Customization options in NBA Live 16 are deep, as there are shoes from every big name out there including Jordan, Reebok, Adidas, and more, as well as sleeves, leggings, socks and more for your player to stand out on the court. Surprisingly well done are the tattoos, looking as realistic as seen in few games before, they look as though they could exist on any player in today’s game. A strange thing to notice but this coupled with a few other touches like the very good looking and accurate faces, reflections on the court mimicking the lighting above, and the ability to import your face via a mobile app add some depth to the game and make it a little more attractive at the same time.
Glitches, Hitches, and Slogging along, oh my
NBA Live’s physics seem like they’re centered in the real world, but almost seem to lag. Numerous times you’ll feel the press of the Y button to go up for a block, and see either hesitation or no response from your player. Spinning the right stick around to execute a juke or move seems responsive for the most part, but that too didn’t want to execute on a few tries, even if hesitant.
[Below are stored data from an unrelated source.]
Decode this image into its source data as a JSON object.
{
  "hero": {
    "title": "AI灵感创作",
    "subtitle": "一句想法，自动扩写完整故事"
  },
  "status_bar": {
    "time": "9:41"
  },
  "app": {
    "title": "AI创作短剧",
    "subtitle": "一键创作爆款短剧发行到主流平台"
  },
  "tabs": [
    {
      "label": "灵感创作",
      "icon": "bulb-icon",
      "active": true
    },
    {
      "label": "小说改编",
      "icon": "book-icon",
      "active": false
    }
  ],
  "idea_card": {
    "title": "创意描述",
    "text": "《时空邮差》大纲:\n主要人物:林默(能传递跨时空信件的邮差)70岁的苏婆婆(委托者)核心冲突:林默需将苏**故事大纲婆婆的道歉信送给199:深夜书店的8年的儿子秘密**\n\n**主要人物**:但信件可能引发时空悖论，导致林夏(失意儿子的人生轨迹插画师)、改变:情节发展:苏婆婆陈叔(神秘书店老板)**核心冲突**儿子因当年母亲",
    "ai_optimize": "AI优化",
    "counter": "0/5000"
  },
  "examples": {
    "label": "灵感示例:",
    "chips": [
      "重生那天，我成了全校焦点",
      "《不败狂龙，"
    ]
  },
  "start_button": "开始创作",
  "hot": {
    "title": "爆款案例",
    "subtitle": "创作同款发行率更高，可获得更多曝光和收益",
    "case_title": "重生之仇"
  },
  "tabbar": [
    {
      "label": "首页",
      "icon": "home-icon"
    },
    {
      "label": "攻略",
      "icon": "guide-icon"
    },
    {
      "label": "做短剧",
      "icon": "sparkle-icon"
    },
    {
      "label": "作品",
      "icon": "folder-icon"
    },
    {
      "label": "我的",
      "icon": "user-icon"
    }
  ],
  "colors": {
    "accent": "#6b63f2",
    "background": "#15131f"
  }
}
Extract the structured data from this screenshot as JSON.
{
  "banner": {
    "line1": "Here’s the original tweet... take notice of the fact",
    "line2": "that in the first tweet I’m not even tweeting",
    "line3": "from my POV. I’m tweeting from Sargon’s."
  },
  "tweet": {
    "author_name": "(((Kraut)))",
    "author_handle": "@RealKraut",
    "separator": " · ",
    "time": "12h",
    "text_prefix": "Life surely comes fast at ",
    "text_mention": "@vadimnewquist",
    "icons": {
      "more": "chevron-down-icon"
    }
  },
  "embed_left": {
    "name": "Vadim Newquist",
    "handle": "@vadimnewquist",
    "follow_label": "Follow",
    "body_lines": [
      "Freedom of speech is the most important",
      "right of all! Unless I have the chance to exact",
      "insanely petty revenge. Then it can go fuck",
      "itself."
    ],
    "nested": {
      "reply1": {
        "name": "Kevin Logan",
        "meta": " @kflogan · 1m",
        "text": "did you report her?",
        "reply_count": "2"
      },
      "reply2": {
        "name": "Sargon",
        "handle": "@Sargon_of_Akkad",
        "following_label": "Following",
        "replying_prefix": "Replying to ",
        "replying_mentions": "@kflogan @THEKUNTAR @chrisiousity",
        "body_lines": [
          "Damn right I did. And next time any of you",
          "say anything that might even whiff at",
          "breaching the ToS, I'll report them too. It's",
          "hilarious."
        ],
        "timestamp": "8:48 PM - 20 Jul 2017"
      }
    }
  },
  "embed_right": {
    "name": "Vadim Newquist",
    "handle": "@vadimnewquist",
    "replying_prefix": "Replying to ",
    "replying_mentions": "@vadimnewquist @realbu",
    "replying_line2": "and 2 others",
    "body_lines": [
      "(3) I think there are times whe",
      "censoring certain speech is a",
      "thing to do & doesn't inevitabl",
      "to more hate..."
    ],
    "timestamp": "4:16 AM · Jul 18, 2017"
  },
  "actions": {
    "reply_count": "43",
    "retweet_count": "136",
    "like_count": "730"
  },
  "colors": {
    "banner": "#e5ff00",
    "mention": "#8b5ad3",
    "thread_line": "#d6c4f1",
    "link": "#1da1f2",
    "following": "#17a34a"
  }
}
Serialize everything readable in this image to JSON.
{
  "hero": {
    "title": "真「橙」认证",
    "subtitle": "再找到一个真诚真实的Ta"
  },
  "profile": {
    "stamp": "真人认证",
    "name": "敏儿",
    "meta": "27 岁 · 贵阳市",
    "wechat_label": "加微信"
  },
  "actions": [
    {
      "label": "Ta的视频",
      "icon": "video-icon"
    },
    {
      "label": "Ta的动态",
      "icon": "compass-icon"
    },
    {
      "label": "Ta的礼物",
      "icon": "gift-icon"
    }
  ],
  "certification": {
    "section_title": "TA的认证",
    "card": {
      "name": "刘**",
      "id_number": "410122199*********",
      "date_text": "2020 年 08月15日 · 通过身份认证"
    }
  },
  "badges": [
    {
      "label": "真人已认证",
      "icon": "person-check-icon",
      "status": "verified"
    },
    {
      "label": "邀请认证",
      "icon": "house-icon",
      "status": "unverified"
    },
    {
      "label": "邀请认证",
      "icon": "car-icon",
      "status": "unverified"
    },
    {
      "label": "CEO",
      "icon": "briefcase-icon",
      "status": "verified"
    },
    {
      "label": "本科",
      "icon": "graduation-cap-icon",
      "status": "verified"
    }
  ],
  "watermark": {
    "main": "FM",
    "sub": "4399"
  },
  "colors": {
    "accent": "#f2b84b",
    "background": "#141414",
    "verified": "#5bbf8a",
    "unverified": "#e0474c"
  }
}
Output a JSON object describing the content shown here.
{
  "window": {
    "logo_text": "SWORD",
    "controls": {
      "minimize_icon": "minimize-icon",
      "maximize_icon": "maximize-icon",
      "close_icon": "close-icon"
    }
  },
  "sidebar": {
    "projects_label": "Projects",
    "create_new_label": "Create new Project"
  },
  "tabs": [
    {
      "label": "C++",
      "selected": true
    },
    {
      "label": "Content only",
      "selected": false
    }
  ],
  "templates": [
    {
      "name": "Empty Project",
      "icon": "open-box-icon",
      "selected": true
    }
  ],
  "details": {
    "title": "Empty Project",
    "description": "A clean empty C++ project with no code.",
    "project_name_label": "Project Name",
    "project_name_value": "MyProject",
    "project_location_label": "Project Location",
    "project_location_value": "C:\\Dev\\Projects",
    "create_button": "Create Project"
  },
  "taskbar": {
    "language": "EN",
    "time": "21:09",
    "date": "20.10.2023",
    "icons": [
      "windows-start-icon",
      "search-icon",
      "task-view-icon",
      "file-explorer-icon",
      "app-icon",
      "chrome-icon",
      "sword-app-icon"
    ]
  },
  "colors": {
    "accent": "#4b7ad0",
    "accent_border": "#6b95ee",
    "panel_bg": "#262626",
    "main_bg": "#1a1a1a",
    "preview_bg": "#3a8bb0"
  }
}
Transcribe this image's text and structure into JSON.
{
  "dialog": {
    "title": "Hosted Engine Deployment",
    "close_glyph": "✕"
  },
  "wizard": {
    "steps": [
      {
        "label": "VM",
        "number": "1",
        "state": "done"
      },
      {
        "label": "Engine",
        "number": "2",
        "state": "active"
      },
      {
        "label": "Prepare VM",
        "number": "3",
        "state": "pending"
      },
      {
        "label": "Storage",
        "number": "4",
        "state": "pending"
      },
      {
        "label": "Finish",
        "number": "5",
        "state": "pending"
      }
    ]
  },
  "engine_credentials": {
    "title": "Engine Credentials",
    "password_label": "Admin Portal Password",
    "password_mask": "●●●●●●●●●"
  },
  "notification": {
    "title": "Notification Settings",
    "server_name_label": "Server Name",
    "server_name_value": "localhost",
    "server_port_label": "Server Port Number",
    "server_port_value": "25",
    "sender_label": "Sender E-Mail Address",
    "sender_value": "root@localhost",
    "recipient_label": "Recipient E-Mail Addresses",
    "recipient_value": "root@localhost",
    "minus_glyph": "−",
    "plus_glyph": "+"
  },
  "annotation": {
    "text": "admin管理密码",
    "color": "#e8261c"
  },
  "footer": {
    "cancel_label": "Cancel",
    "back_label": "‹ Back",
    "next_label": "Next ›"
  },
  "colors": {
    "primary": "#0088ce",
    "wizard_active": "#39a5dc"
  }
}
I was also privy to getting rejected by a ghost-Nowitzki. As I faked to go for the shot, he went up, I allowed time for him to hit the ground and on his descent I went up for the true shot. The ball was flung out of my hands and back the other way down the court and my Rising Star sunk a big chunk in his performance rating. I wouldn’t have questioned it normally, but with other things like the game audio cutting out the buzzers, commentary, and shoe movement earlier, I thought there might be something going on. After watching the replay a few times, there was no one that could’ve blocked the shot but Dirk’s guardian angel.
As mentioned, the audio cut out sections of the commentary, the buzzers that signify the end of quarters, the motion of players squeaking around the court, the crowd, and more in three games straight. One was especially disappointing because my precious Denver Nuggets pulled off a second overtime win with a 3 from my own created character, and as excited as I wanted to get it was still weird as the crowd all of a sudden fired back up from a silence and roared my winning the game. These small little glitches and cut-outs were indicative of the entire product; looks great and for a good majority of the experience it’s fine, but when the game decides to falter, it’s immediately noticeable and utterly frustrating.
The Bottom Line
NBA Live 16 is a competent basketball game with a great slew of features and modes, however the core of the game has some issues with random glitching, cutting out, and some seriously indecisive AI. Teammates will hold the ball with 10 seconds remaining while down by 2 and let the clock expire, handing you a loss while you scream at the screen, or perhaps laughing and rejoicing if you’re on the other side of the ball (both happened once during my time with NBA Live). These flaws unfortunately can’t be overlooked, and while they can be corrected in the course of updates and tweaks from EA, the game as it stands at launch isn’t a fun experience the whole time you’re playing. There are flashes of greatness in Pro-Am and Rising Star, as well as deep customization and unlocks available, but they can’t mount a comeback in the fourth for this one.